To know how to use what we know
How will we live together? How will we live well together? Creating harmony between men and their environment. An imminent future made of light, culture, beauty, harmony and space contract.
These are, in summary, the concepts that the Padiglione Venezia at the Biennale Giardini is going to highlight at the 17th International Architecture Exhibition. The project, strongly advocated by Venice Mayor Luigi Brugnaro, has been curated by Giovanna Zabotti in coordination with commissioner Maurizio Carlin, will lead through an experimental continuum of places and spaces, visionary places and everyday reality all together. La Biennale, a free space for experimentation, provocation, thought, becomes a breeding ground for questions: What is the city? Why do we live together? New stations, different places in the broadest sense of the word.
The main protagonist of this edition will be architect Michele De Lucchi who, along with his studio AMDL CIRCLE, will present their Education Stations. As the title suggests, the theme of spaces for learning and training is approached using the design criteria of Earth Stations, visionary architectures that inspire thinking in the direction of a desirable future for our planet and future generations. Specifically, the Education Stations are five buildings for education that match with as many stages of one person’s growth, from childhood to adulthood. They result from thoughtful consideration of the educational role of built space and from the study of how the environment affects our psyche.

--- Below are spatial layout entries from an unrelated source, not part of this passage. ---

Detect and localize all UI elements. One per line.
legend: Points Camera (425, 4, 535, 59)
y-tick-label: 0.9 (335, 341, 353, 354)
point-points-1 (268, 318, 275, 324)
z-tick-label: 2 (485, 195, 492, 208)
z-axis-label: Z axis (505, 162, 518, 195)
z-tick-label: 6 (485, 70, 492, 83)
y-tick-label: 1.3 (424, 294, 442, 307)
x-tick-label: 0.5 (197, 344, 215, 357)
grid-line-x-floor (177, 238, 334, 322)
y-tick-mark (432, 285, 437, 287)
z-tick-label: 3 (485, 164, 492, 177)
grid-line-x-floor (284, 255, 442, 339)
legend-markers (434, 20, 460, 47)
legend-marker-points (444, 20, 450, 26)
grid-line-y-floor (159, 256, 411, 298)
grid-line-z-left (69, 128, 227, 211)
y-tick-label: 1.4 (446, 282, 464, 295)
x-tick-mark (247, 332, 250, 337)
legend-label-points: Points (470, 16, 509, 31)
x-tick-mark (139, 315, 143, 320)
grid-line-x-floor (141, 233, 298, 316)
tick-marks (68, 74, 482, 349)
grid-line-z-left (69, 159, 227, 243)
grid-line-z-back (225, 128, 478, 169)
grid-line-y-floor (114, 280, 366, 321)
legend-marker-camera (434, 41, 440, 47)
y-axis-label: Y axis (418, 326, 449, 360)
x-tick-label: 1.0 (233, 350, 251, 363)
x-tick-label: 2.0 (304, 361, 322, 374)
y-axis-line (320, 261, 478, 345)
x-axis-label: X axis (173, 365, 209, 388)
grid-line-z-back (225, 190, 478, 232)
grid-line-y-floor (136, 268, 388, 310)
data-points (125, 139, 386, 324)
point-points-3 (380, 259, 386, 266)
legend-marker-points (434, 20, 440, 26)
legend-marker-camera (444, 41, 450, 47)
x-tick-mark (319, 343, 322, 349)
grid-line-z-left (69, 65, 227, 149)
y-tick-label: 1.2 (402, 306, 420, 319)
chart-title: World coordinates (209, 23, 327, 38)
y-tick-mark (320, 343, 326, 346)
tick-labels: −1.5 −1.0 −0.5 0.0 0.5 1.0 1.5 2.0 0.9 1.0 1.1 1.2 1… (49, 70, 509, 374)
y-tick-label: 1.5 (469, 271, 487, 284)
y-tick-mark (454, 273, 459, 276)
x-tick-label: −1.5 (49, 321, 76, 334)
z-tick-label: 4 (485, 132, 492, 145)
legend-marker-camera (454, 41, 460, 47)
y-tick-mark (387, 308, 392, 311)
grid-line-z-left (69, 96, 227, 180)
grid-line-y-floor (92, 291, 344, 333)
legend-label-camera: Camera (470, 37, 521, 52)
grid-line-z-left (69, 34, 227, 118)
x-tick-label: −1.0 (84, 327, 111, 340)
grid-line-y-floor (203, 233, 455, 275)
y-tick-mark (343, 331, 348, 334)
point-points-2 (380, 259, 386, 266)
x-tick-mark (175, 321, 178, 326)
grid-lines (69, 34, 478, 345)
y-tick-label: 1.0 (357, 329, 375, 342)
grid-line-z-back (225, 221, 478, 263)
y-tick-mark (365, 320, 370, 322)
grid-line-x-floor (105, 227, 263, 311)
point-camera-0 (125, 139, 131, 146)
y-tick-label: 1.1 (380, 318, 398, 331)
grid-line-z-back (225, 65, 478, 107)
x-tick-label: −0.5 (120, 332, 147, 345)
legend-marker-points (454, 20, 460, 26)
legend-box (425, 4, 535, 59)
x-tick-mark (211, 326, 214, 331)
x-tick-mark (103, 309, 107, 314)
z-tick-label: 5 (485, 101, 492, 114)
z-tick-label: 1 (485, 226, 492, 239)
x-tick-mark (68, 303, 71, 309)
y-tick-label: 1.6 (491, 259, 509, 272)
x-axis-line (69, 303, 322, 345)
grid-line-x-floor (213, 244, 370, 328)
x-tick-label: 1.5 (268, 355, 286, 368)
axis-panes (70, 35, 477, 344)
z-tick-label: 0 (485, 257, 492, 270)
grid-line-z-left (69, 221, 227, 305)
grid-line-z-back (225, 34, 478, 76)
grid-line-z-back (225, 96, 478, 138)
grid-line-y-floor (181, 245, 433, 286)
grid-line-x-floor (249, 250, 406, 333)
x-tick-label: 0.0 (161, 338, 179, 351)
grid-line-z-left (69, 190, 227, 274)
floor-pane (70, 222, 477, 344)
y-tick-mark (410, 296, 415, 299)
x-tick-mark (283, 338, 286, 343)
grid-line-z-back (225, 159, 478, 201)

Architecture and context are crucial educational elements and intervene profoundly in the building of one’s personality. This is why any environment cannot be designed as a neutral box but should reflect the idea of learning we want to bring forward. Through people's interactions with spaces, objects, and atmospheres, we aim at creating a psychological and relational harmony that is both rewarding and growth-inducing to individuals and communities. After all, we may have all the wisdom in the world at our free disposal, but if we are not attracted to its use and do not learn to manage it in the best way, it is all wasted. Knowledge alone is no longer enough today, but it is key to know how to use what we know… and where to search for it.
Emilio Casalini's Economia della Bellezza (Economy of Beauty) is displayed in one of the side rooms of the Pavilion: a flow of connections between knowledge, material and immaterial resources, individual talents and personalities, attentive communities, concrete actions, post-pandemic planning and systemic change. Beauty becomes both a tool and a goal at valorizing the endless nuances of our identity. It parallels to a social architecture capable of managing the entire system and governing complexity through harmony.

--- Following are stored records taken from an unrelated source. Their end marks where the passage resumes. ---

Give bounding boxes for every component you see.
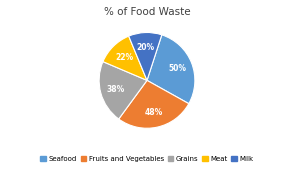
Text: 38%: 38% <box>106 84 125 94</box>
Wedge shape <box>129 32 162 80</box>
Wedge shape <box>99 62 147 119</box>
Wedge shape <box>147 35 195 104</box>
Text: 50%: 50% <box>168 64 186 73</box>
Title: % of Food Waste: % of Food Waste <box>104 7 190 17</box>
Text: 22%: 22% <box>115 53 133 62</box>
Wedge shape <box>103 36 147 80</box>
Wedge shape <box>119 80 189 128</box>
Text: 20%: 20% <box>137 43 155 52</box>
Text: 48%: 48% <box>145 108 163 117</box>
Legend: Seafood, Fruits and Vegetables, Grains, Meat, Milk: Seafood, Fruits and Vegetables, Grains, … <box>39 154 255 163</box>
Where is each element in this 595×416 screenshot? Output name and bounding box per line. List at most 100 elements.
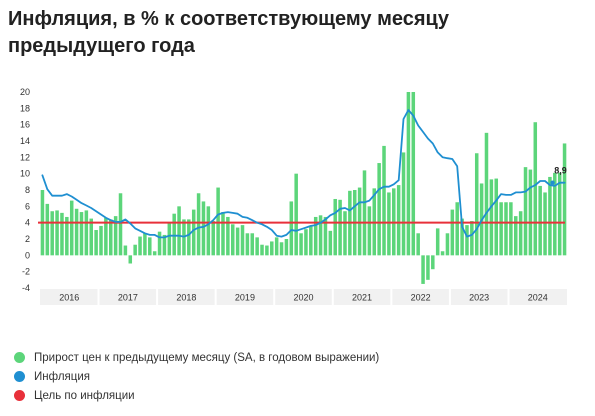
bar (108, 219, 113, 256)
bar (138, 236, 142, 256)
y-tick-label: -2 (22, 267, 30, 277)
bar (484, 132, 489, 256)
bar (514, 216, 518, 256)
bar (333, 198, 337, 256)
bar (543, 192, 547, 256)
bar (55, 210, 59, 256)
bar (309, 225, 313, 256)
inflation-line (41, 109, 566, 239)
y-tick-label: 0 (25, 250, 30, 260)
y-tick-label: 14 (20, 136, 30, 146)
bar (226, 216, 230, 256)
last-value-label: 8,9 (554, 166, 567, 176)
x-tick-label: 2022 (411, 293, 431, 303)
bar (279, 242, 284, 256)
bar (382, 145, 386, 256)
bar (94, 230, 98, 256)
x-tick-label: 2021 (352, 293, 372, 303)
bar (148, 237, 152, 256)
bar (245, 233, 250, 256)
bar (89, 218, 93, 256)
bar (211, 221, 215, 256)
bar (557, 172, 562, 256)
bar (270, 241, 274, 256)
legend-label-target: Цель по инфляции (34, 389, 135, 402)
bar (509, 202, 513, 256)
bar (323, 216, 328, 256)
legend: Прирост цен к предыдущему месяцу (SA, в … (14, 348, 379, 405)
bar (445, 233, 450, 256)
bar (523, 167, 528, 256)
bar (494, 178, 499, 256)
y-tick-label: 2 (25, 234, 30, 244)
bar (123, 245, 128, 256)
y-tick-label: 12 (20, 152, 30, 162)
bar (343, 211, 347, 256)
bar (167, 222, 172, 256)
legend-item-bars[interactable]: Прирост цен к предыдущему месяцу (SA, в … (14, 348, 379, 367)
bar (274, 237, 279, 256)
bar (216, 187, 220, 256)
y-tick-label: 6 (25, 201, 30, 211)
bar (528, 169, 533, 256)
bar (235, 227, 240, 256)
bar (396, 185, 401, 256)
bar (118, 193, 123, 256)
bar (143, 233, 147, 256)
bar (230, 224, 235, 256)
bar (206, 206, 211, 256)
x-axis-band (40, 289, 567, 305)
bar (304, 229, 308, 256)
bar (133, 244, 137, 256)
bar (562, 143, 567, 256)
bar (465, 225, 469, 256)
y-tick-label: 18 (20, 103, 30, 113)
bar (377, 163, 381, 256)
bar (113, 216, 118, 256)
bar (450, 209, 455, 256)
legend-item-inflation[interactable]: Инфляция (14, 367, 379, 386)
x-tick-label: 2024 (528, 293, 548, 303)
bar (289, 201, 294, 256)
bar (548, 176, 552, 256)
bar (313, 216, 318, 256)
bar (79, 212, 84, 256)
bar (69, 200, 74, 256)
bar (411, 92, 416, 256)
bar (250, 233, 255, 256)
bar (401, 152, 406, 256)
legend-item-target[interactable]: Цель по инфляции (14, 386, 379, 405)
bar (255, 237, 259, 256)
y-tick-label: 20 (20, 87, 30, 97)
bar (172, 213, 176, 256)
bar (162, 234, 167, 256)
bar (318, 215, 323, 256)
bar (435, 228, 440, 256)
bar (440, 251, 445, 256)
bar (426, 255, 430, 280)
bar (416, 233, 420, 256)
x-tick-label: 2017 (118, 293, 138, 303)
bar (260, 244, 264, 256)
bar (284, 239, 289, 256)
bar (357, 187, 362, 256)
bar (177, 206, 181, 256)
bar (104, 217, 108, 256)
chart-title: Инфляция, в % к соответствующему месяцу … (8, 8, 449, 57)
bar (431, 255, 435, 270)
bar (499, 202, 503, 256)
bar (362, 170, 367, 256)
bar (299, 233, 303, 256)
bar (50, 211, 54, 256)
y-tick-label: 8 (25, 185, 30, 195)
bar (455, 202, 459, 256)
bar (338, 199, 342, 256)
bar (187, 219, 191, 256)
bar (328, 230, 333, 256)
bar (128, 255, 133, 264)
bar (421, 255, 425, 284)
bar (45, 203, 50, 256)
y-tick-label: -4 (22, 283, 30, 293)
bar (474, 153, 479, 256)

The focus of this study is Venice, with its 1600 years of history: an overall scheme to foster the immense heritage of this extraordinary city and of Italy as a whole, also through a narrative process that has been yet enormously undersized.It is about managing the complexity of contemporary communities through the principles on which architecture is conceived in the true sense of the word. Interpreting this complexity is a glass work crafted by the artists Marina and Susanna Sent.

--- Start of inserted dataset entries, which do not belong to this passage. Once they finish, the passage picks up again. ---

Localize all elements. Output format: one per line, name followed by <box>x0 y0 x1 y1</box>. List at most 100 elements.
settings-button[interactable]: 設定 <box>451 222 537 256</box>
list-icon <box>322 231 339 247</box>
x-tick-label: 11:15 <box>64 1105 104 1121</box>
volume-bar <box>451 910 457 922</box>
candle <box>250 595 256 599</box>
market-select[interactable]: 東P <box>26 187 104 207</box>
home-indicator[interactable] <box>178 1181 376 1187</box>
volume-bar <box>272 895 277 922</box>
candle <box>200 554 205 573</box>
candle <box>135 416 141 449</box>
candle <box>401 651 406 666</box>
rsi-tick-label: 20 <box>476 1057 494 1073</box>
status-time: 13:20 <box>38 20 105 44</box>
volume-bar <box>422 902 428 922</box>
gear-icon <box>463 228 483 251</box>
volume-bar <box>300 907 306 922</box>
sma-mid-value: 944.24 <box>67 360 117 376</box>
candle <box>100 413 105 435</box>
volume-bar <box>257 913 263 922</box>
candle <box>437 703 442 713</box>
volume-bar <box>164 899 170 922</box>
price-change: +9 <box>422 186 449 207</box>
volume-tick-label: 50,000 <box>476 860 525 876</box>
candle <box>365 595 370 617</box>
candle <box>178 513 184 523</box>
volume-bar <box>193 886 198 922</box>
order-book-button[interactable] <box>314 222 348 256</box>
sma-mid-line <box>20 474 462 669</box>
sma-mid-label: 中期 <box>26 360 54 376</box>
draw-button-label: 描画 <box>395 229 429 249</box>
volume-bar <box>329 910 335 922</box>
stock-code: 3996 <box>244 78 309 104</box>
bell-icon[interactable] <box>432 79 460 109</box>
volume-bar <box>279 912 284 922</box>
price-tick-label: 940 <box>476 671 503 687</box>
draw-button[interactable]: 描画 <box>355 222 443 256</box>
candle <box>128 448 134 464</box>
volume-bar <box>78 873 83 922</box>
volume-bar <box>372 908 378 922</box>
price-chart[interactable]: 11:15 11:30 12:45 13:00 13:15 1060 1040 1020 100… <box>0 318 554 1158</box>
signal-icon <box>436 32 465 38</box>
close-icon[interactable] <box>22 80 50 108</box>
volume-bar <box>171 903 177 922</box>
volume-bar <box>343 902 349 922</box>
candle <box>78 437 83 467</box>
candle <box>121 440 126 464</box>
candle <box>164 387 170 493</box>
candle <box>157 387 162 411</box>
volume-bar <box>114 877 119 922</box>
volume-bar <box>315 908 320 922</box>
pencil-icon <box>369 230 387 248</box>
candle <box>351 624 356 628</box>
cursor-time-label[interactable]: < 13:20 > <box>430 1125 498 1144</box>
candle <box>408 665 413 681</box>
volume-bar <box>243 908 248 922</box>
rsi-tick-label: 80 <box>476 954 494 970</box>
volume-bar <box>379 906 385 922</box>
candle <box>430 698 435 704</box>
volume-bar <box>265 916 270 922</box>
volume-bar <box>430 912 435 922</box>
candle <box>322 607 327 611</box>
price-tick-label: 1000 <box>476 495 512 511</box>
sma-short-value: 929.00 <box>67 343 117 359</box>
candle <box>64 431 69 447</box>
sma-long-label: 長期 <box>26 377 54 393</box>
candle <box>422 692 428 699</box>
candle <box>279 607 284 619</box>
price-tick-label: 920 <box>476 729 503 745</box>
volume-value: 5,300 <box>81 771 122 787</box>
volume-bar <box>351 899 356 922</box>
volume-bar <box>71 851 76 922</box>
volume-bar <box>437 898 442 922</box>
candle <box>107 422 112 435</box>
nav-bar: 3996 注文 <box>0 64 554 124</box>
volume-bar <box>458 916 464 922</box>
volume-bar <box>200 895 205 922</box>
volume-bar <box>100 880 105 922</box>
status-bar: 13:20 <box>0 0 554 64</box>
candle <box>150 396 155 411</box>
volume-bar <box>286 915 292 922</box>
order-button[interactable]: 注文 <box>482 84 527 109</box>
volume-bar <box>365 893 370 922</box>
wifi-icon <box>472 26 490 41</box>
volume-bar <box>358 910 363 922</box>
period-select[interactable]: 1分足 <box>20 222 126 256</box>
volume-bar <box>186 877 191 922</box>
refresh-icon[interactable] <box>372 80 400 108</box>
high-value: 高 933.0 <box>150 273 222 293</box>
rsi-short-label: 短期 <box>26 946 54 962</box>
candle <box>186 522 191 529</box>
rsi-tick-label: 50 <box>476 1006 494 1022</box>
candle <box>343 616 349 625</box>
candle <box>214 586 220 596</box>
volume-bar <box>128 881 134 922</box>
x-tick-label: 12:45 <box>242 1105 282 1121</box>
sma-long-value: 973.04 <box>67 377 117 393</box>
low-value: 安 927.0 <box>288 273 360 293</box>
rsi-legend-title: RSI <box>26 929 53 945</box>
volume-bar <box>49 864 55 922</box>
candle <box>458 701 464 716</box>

Alongside the main exhibition, the winning works from the second edition of Artefici del nostro tempo (Creators of our time) will also be on display. This initiative was backed by Mayor Luigi Brugnaro and fostered by the City of Venice. More than 800 entries were submitted in the seven disciplines in competition, through which the young artists have answered the question: How will we live together?, the main theme of the 17th International Architecture Exhibition.